After lunch, we continued driving around the lake after buying yet more postcards. After a brief stop at the Tourist Information on the south side of the Sea, we stopped at Yardenit, where Jesus was baptized by John. For me, this stop was the most spiritually moving of all the stops we made. The water was calm, the trees and the Jordan River were beautiful. The rain had stopped. People were entering the water to bless or baptize themselves with the white, nightgown length T-shirts provided for rent for $10 from the gift shop. We did not rent shirts, but Dawn went in the water up to her ankles, and I dipped my hands in. After leaving, we returned to Tiberias and walked along the Waterfront Promenade just before sunset.
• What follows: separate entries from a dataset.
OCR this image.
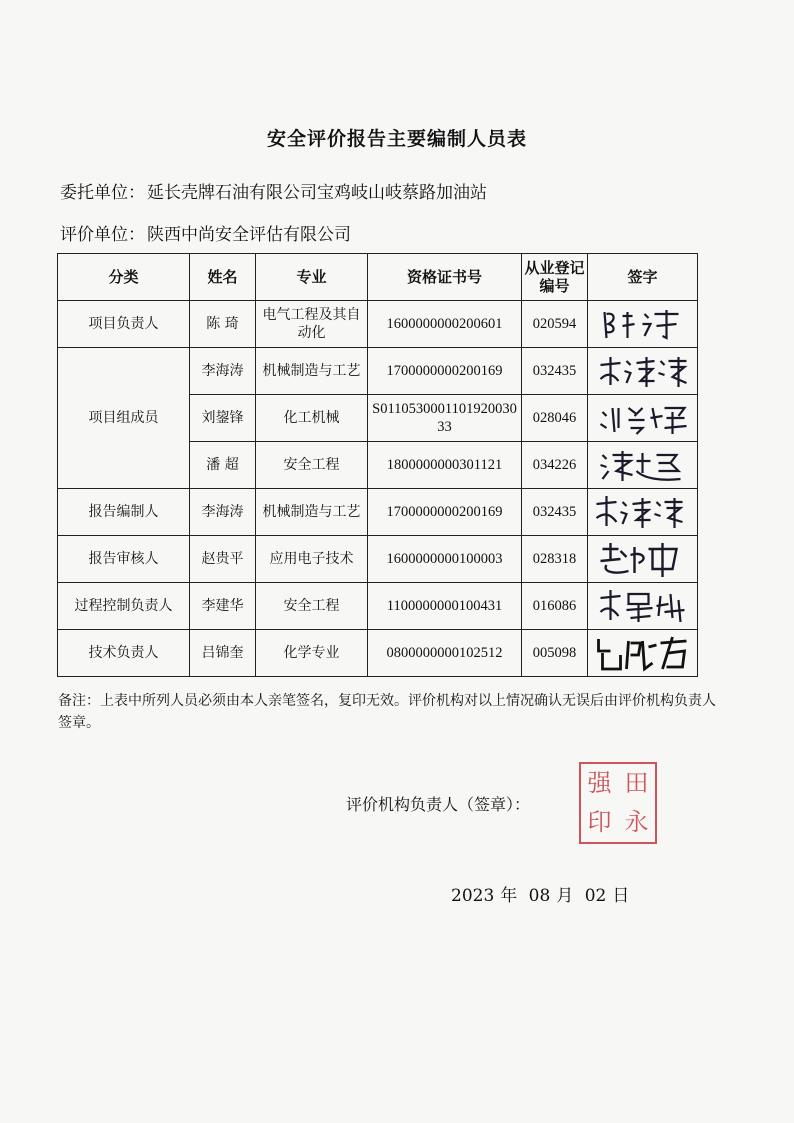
安全评价报告主要编制人员表
委托单位： 延长壳牌石油有限公司宝鸡岐山岐蔡路加油站
评价单位： 陕西中尚安全评估有限公司
分类	姓名	专业	资格证书号	从业登记编号	签字
项目负责人	陈 琦	电气工程及其自动化	1600000000200601	020594	

项目组成员	李海涛	机械制造与工艺	1700000000200169	032435	

	刘鋆锋	化工机械	S011053000110192003033	028046	

	潘 超	安全工程	1800000000301121	034226	

报告编制人	李海涛	机械制造与工艺	1700000000200169	032435	

报告审核人	赵贵平	应用电子技术	1600000000100003	028318	

过程控制负责人	李建华	安全工程	1100000000100431	016086	

技术负责人	吕锦奎	化学专业	0800000000102512	005098	
备注：上表中所列人员必须由本人亲笔签名，复印无效。评价机构对以上情况确认无误后由评价机构负责人签章。
评价机构负责人（签章）：
强 田
印 永
2023 年 08 月 02 日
Dawn made her way down to the shore to touch the (dirty) waters of the Sea of Galilee.

Driving in Israel is an Adventure



During our recent trip, we rented a car for one week. In an effort to keep this blog appropriate and family friendly, I will just say that, upon reflection, Israeli drivers are aggressive and self-centered. Fortunately, I upgraded to a car with automatic transmission, so I did not have to simultaneously master a manual transmission and drive safely. With this post, I will include a couple pictures of our car, a Peugeot 206. The seats were not comfortable for several hours of driving, but the gas mileage was outstanding, and the trunk area was roomier than the pictures suggest.
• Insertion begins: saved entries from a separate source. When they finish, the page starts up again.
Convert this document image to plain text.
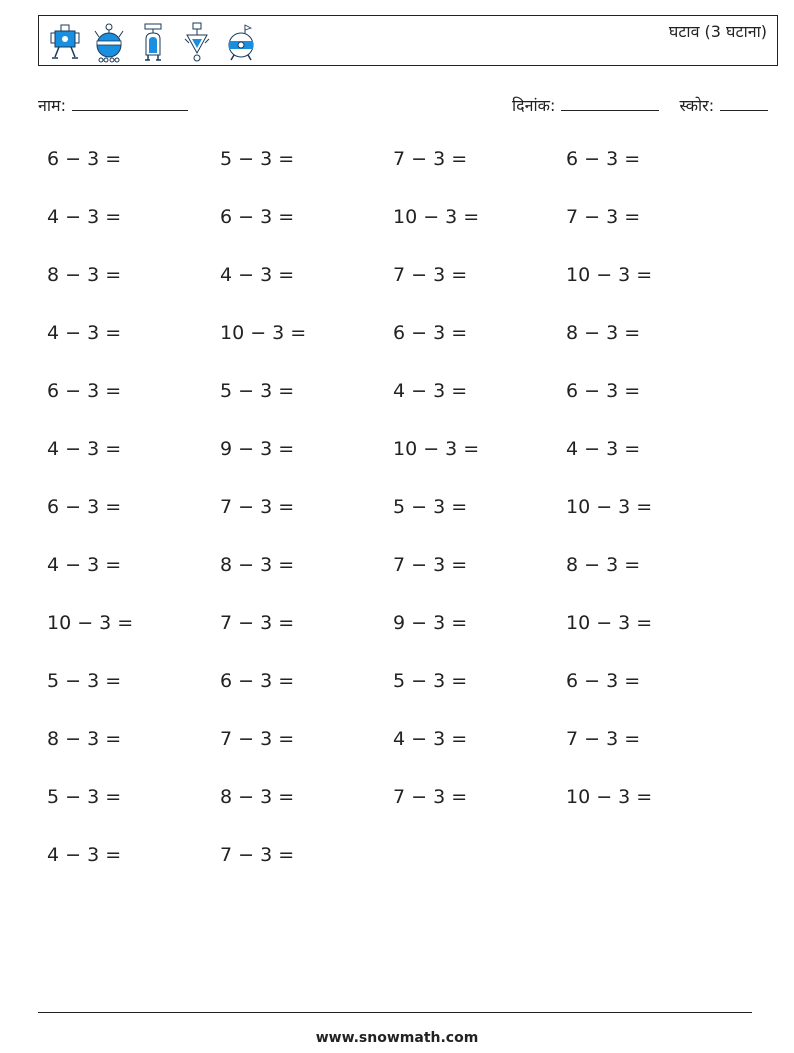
घटाव (3 घटाना)
नाम:	दिनांक:	स्कोर:
6 − 3 =	5 − 3 =	7 − 3 =	6 − 3 =
4 − 3 =	6 − 3 =	10 − 3 =	7 − 3 =
8 − 3 =	4 − 3 =	7 − 3 =	10 − 3 =
4 − 3 =	10 − 3 =	6 − 3 =	8 − 3 =
6 − 3 =	5 − 3 =	4 − 3 =	6 − 3 =
4 − 3 =	9 − 3 =	10 − 3 =	4 − 3 =
6 − 3 =	7 − 3 =	5 − 3 =	10 − 3 =
4 − 3 =	8 − 3 =	7 − 3 =	8 − 3 =
10 − 3 =	7 − 3 =	9 − 3 =	10 − 3 =
5 − 3 =	6 − 3 =	5 − 3 =	6 − 3 =
8 − 3 =	7 − 3 =	4 − 3 =	7 − 3 =
5 − 3 =	8 − 3 =	7 − 3 =	10 − 3 =
4 − 3 =	7 − 3 =
www.snowmath.com
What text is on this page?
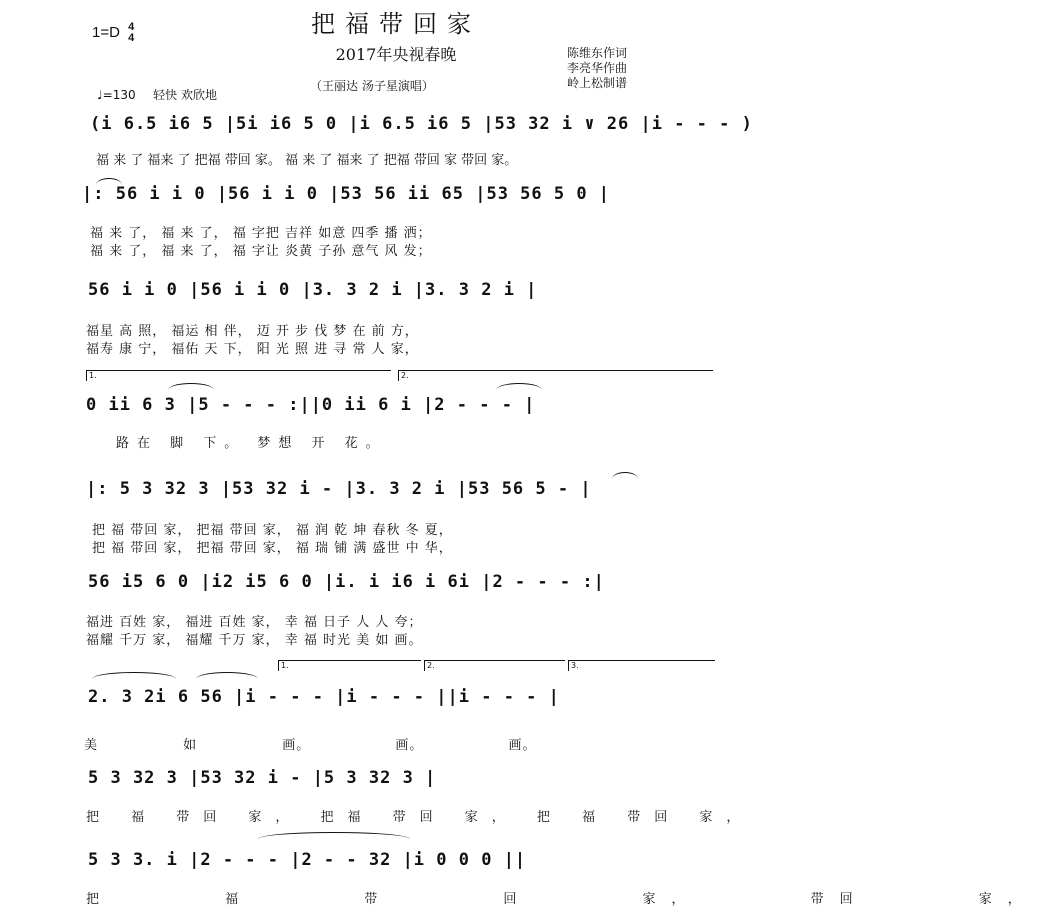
把福带回家
2017年央视春晚
1=D 4
4
（王丽达 汤子星演唱）
陈维东作词
李亮华作曲
岭上松制谱
♩=130 轻快 欢欣地
(i 6.5 i6 5 |5i i6 5 0 |i 6.5 i6 5 |53 32 i ∨ 26 |i - - - )
福 来 了 福来 了 把福 带回 家。 福 来 了 福来 了 把福 带回 家 带回 家。
|: 56 i i 0 |56 i i 0 |53 56 ii 65 |53 56 5 0 |
福 来 了， 福 来 了， 福 字把 吉祥 如意 四季 播 洒；
福 来 了， 福 来 了， 福 字让 炎黄 子孙 意气 风 发；
56 i i 0 |56 i i 0 |3. 3 2 i |3. 3 2 i |
福星 高 照， 福运 相 伴， 迈 开 步 伐 梦 在 前 方，
福寿 康 宁， 福佑 天 下， 阳 光 照 进 寻 常 人 家，
1.	2.
0 ii 6 3 |5 - - - :||0 ii 6 i |2 - - - |
路在 脚 下。 梦想 开 花。
|: 5 3 32 3 |53 32 i - |3. 3 2 i |53 56 5 - |
把 福 带回 家， 把福 带回 家， 福 润 乾 坤 春秋 冬 夏，
把 福 带回 家， 把福 带回 家， 福 瑞 铺 满 盛世 中 华，
56 i5 6 0 |i2 i5 6 0 |i. i i6 i 6i |2 - - - :|
福进 百姓 家， 福进 百姓 家， 幸 福 日子 人 人 夸；
福耀 千万 家， 福耀 千万 家， 幸 福 时光 美 如 画。
1.	2.	3.
2. 3 2i 6 56 |i - - - |i - - - ||i - - - |
美 如 画。 画。 画。
5 3 32 3 |53 32 i - |5 3 32 3 |
把 福 带回 家， 把福 带回 家， 把 福 带回 家，
5 3 3. i |2 - - - |2 - - 32 |i 0 0 0 ||
把 福 带 回 家， 带回 家，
Back to Israeli drivers: 1. They love to honk! If they think you are not leaving the stoplight fast enough, not driving fast enough, or just feel like you're in their way, they honk. 2. They tailgate. Some of this can be attributed to the short areas in which to pass on a 2 lane road. If you move to one side or the other to show them the line of cars in front of you, they are somewhat appeased, but even when I could see 12 cars ahead of me on a straightaway, a car or two would pull out to pass and get past me and perhaps the car in front of me, before darting in again. 3. Police and ambulances with sirens on and lights flashing are paid almost no heed. One example that really got my blood boiling: I was waiting to turn left (actually, to make a U-Turn to head back to the highway I had missed) and an ambulance was weaving its way through cars stopped at the light in the other direction. If I had turned left OR made a U-Turn when the green arrow came, I would have driven directly in front of the ambulance. So, I waited, and got honked at for not moving when the light turned green. I motioned my arm towards the ambulance less than 100 yards away and the driver put 2+2 together. Another time, during Rush Hour in Tel Aviv, I let a car zipper onto the highway in front of me, but the car behind him tried to get in as well, even though he was even or a little bit behind my car!
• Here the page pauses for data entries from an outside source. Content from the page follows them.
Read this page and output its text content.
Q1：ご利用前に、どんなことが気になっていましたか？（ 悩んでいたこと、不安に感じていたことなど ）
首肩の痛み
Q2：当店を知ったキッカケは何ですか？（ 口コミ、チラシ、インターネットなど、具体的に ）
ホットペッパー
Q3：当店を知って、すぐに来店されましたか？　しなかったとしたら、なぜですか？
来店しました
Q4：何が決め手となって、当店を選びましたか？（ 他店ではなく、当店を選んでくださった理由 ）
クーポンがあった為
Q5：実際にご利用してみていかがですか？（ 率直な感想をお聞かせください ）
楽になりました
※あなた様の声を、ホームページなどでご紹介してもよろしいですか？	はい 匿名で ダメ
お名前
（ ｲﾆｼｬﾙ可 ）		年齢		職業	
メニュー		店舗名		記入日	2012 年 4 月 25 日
So, my advice is this: 1. Don't get bent out of shape 2. Show the other driver why you are not driving faster than you are (e.g. by pulling slightly to the right to let them see the traffic), or 3. Let them pass. The problem with letting them pass though, is that there are always more cars, so as long as I was traveling as fast as the vehicles in front of me, I usually stayed put. 4. Pay attention to signs noting curves ahead, especially yellow signs that say "dangerous curves." Israelis are serious with their switchback curves, especially on the road from Be'er Sheva to the Dead Sea. 5. Never drive faster because of someone behind you. There is always a crazy trying to pass you and the 11 cars in front of you on the short straight aways. 6. Always pay the parking meter! It doesn't matter if it's broken or not. If it is broken, find another place to park where the meter does work. Fortunately, my Be'er Sheva parking ticket was only 100 NIS ($28).